Mezuniyetini takiben aynı
yıl Akademinin Maliye Kürsüsü’ne asistan oldu.
1966 yılında Doktor, 1968 yılında Doçent oldu. Aynı yıl
akademi Başkan Yardımcılığına getirilen Büyükerşen, 1973 yılında Profesör’lüğe
yükseltildi. 1976 yılında Eskişehir İktisadi ve İdari İlimler Akademisi
Başkanlığına seçildi. Başkanlık süresinin bitimi olan 1980 yılında yapılan
seçimlerle yeniden Akademi Başkanlığına getirildi.

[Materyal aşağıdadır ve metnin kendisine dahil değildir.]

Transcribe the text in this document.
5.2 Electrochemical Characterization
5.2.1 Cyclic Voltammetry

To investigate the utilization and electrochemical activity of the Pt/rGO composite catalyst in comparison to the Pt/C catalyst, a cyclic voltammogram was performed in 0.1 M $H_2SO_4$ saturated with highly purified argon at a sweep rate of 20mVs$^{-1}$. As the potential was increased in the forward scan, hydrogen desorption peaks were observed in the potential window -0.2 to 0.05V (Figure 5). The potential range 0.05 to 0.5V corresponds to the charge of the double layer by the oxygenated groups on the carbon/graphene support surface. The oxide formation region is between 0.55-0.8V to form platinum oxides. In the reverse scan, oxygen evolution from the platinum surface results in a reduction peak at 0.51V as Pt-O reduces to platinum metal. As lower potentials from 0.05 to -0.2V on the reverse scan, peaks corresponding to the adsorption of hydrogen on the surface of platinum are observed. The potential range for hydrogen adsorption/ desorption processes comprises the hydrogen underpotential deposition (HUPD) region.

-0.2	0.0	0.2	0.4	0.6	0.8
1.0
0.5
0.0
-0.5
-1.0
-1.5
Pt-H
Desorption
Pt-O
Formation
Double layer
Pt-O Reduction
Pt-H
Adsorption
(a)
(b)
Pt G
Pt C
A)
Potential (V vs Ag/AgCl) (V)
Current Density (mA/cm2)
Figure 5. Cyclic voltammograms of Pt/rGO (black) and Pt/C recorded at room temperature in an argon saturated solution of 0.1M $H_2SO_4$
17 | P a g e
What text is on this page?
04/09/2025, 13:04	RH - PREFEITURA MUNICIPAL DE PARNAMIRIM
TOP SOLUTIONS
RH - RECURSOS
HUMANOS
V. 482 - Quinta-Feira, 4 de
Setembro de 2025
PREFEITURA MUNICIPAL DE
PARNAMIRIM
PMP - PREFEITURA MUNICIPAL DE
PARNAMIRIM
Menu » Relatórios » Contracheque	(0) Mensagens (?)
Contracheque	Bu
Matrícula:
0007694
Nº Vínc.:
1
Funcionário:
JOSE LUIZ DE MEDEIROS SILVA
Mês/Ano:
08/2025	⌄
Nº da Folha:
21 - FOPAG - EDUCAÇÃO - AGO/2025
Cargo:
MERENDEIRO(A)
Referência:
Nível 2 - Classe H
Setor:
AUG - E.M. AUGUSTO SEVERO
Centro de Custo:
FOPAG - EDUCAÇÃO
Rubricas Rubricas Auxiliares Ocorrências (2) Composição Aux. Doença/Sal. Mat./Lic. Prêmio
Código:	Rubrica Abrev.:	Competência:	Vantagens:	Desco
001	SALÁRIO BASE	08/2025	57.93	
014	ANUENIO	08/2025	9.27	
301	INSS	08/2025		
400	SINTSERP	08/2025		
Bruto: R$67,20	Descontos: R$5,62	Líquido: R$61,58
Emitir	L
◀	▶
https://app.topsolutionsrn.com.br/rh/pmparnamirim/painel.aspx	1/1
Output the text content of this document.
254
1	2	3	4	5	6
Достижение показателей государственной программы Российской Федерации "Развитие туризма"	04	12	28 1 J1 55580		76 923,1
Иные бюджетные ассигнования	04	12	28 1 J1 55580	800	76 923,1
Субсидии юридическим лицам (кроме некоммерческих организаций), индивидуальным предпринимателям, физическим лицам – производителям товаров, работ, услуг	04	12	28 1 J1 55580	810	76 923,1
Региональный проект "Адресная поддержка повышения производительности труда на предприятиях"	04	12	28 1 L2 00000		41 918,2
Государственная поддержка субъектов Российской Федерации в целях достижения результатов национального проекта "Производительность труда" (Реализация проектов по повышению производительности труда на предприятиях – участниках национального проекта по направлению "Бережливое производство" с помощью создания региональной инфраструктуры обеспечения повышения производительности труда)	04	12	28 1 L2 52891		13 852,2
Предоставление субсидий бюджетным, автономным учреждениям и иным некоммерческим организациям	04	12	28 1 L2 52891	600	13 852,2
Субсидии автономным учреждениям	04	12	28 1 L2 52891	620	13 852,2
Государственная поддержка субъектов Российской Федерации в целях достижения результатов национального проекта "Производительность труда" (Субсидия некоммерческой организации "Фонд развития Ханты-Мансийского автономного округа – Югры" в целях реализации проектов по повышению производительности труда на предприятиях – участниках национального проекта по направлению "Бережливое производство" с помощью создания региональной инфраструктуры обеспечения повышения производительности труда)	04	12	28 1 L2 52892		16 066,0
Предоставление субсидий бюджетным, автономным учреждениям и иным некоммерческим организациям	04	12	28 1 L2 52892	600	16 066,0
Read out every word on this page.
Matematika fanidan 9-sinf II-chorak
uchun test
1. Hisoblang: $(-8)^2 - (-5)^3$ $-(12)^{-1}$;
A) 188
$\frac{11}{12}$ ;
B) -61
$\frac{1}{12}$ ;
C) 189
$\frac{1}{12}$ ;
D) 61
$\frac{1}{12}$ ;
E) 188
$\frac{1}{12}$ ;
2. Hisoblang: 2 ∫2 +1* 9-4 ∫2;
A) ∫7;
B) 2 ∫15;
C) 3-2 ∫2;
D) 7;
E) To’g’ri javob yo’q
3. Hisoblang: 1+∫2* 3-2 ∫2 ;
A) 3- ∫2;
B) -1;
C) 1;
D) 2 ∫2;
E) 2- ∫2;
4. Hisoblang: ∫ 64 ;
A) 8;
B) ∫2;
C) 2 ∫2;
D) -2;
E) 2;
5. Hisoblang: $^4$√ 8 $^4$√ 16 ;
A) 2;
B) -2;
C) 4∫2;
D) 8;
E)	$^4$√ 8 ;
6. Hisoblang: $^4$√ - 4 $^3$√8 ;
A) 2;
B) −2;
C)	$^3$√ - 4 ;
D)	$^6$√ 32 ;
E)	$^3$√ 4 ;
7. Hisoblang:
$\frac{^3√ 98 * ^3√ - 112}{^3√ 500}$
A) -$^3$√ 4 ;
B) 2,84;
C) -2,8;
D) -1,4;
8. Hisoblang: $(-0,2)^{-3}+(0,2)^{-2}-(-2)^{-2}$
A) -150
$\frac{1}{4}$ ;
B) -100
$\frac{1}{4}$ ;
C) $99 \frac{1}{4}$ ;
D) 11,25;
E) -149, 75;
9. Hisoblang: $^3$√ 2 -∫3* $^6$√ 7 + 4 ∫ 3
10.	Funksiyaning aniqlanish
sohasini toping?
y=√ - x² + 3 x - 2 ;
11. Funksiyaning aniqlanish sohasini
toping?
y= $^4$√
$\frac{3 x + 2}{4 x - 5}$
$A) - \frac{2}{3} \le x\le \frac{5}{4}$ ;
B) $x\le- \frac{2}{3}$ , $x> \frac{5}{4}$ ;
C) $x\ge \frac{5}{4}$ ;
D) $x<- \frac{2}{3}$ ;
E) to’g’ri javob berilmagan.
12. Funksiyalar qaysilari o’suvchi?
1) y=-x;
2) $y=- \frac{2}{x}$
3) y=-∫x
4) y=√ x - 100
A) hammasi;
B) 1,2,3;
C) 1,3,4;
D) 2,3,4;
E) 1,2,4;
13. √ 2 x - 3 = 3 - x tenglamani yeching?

Radyo ve Televizyonun eğitim ve kültür hayatında
kullanılması için yaptığı çalışmalarla Ankara'daki TRT yayınlarının
İstanbul'dan sonra İzmir’le birlikte Eskişehir'den
izlenmesi için önce Akademi’de TV verici istasyonu ile siyah-beyaz eğitim
stüdyolarını, daha sonra da Türkiye'de ilk renkli TV stüdyo ve yayın sistemini
Eskişehir'de kurdu.
Akademi Başkanlığı
sırasında, öğrencilerin kültürel donanımları için kurduğu atölye, stüdyo ve kulüplerde,
heykel, grafik, resim, müzik, folklor, film ve fotoğraf çalışmalarına bizzat
katılan ve yöneten Büyükerşen, 1970’li yıllarda Türkiye'nin diploma veren ilk
"Sinema ve Televizyon Yüksek Okulu”nun kuruluşunu da yine Eskişehir'de
gerçekleştirdi.
1982 yılında Yükseköğretim Kanunu ile üniversitelerin
yeniden düzenlenmesini takiben, Cumhurbaşkanı tarafından Anadolu Üniversitesi
rektörlüğüne getirilen Prof.Dr.Yılmaz Büyükerşen’in 1971'de, üniversite
kontenjanları dışında kalan gençlere yüksek
öğretimde imkân ve fırsat eşitliği sağlamak için, iletişim teknolojisinin
eğitimde kullanılmasına ve uzaktan öğretim ile buna ilişkin yöntemlerin, açıköğretim
modeli şeklinde, Türk Eğitim sisteminde yer alması konusunda başlattığı
çalışmalar ve 1973 yılında eğitimin yaygınlaştırılması amacıyla hazırladığı
"Türkiye için Açıköğretim Modeli" projesi 1982’de Açıköğretim
Fakültesi olarak, ülke çapında ve Batı Avrupa'nın 6 ülkesi (Almanya, Avusturya,
Belçika, Hollanda, Fransa) ile Kuzey
Kıbrıs'taki Türkler için uygulamaya konuldu.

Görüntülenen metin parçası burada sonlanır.